What’s more, they’ve produced a 16-track debut: definitely eager to please. The beats are broken, the soul is nu, and the percussion funky. But the vocals, which at times are wonderfully soulful, at others ever-so-slightly miss the mark.
The album as a whole is rife with jazzy refrains and groovy bass, but as one track mooches into the next you begin to feel that the overall effect lacks the necessary pizzazz.
Reggae Roots is interrupted after a promising beginning by a flailing flute, which is only halted by the percussionist dropping his sticks – the only explanation for the track ending so abruptly. The horns on following track Macy Miles doesn’t sit entirely comfortably with the overly pop-focused male vocal which develops a slight feel of a Craig David R ‘n’ Bollocks at the end.
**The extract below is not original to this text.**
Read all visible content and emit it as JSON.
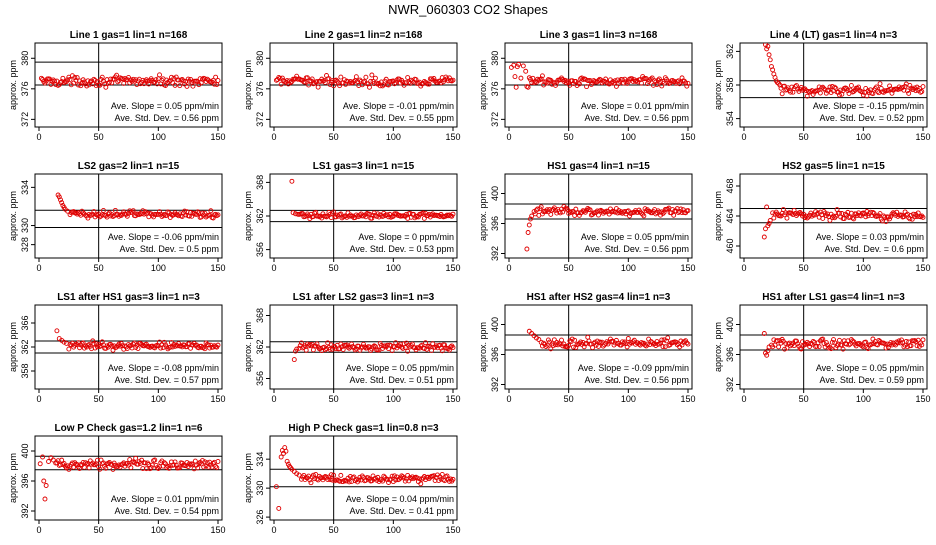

But skip to cooler-than-cucumber Matter, for then Flowriders at their most focused. That is until that pesky flute raises its unsightly head again, screeches the same melody as the funky female singer, and at times obscures her completely.
The flute, perhaps one of their proudest attributes on the album, is also the one that dogs it. Tracks like Nerd Rock and Roots Go Deep, which concentrate on electric wiggles, bring the band up to date.
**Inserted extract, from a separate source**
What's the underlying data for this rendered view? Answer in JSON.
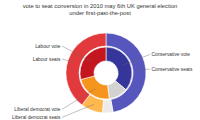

The biggest claim to fame Flowriders can boast of is probably supporting Lamb (once), and just like the trip hop legends themselves, Flowriders are probably much better live. You can really imagine the presence the ten-piece have on stage and the atmosphere the layering of sounds create.
Pressed together on disc Starcraft merges into a wash of pleasantness that only really catches your attention when it errs. Buy it if you’re a soulful fellow who likes to lounge.